The race to get women on board is only going to get more frantic. The Securities and Exchange Board of India (Sebi) has just approved a proposal mandating that every listed company have at least one woman director on its board. Nearly a thousand companies will have to comply by the October 1 deadline. Even India’s largest enterprises, such as Reliance Industries, TCS and Larsen & Toubro, do not have a woman director. The search is on in earnest.
Too few women, too many board positions, describes Arun Duggal, chairman of Shriram Capital who leads a mentorship programme that aims to get high potential women executives on to boards. “There are about a hundred very distinguished women who are in great demand and are already on board positions. Beyond that the supply dwindles. How does one build a pipeline of women who can fill board positions?” he asks.

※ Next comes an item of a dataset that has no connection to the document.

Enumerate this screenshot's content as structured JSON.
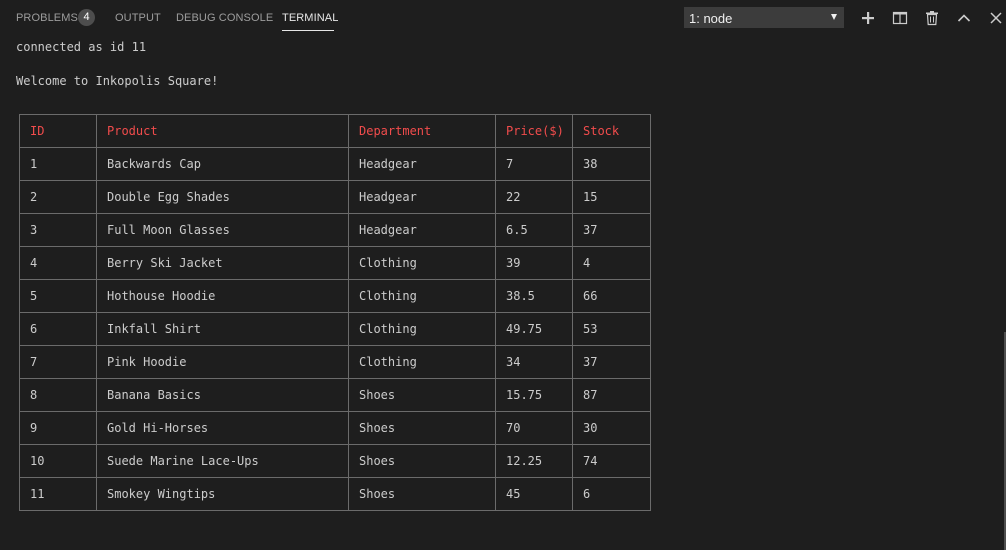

The representation of women on corporate boards is currently at an abysmal low of about 6 per cent. Of the top 500 companies on the Mumbai Stock Exchange, at least 300 do not have a single woman on their boards, says Duggal. “They have to scrounge to get women board members.” In Duggal’s programme, the first batch of 50 women has just completed the six-month mentorship, but none have made it into a board so far. Despite the Sebi requirement, the placement process is not looking easy, he says. Changing a rule is easy, changing mindsets is much harder.
Meanwhile, another development is discomfiting. Since Sebi has not stipulated that the women have to be independent board members, many promoter-led companies will likely recruit women amongst family and friends to come aboard. “Promoters will start putting their daughters and nieces on their boards,” said Duggal.
Not every company can get a Mazumdar-Shaw, Karnad or Vittal. But some are not even trying. They are looking to follow the rule in letter while subverting its spirit by their actions.
In this aspect, companies could begin to resemble hierarchies in mouldy political parties. Women are represented, but it is nearly always somebody’s wife or daughter.
Mazumdar-Shaw says things have to change. She was surprised to learn that she would be the first woman to head the board of governors at an IIM. “It’s all still an old boys’ club. It’s time women broke into this male bastion!” she said.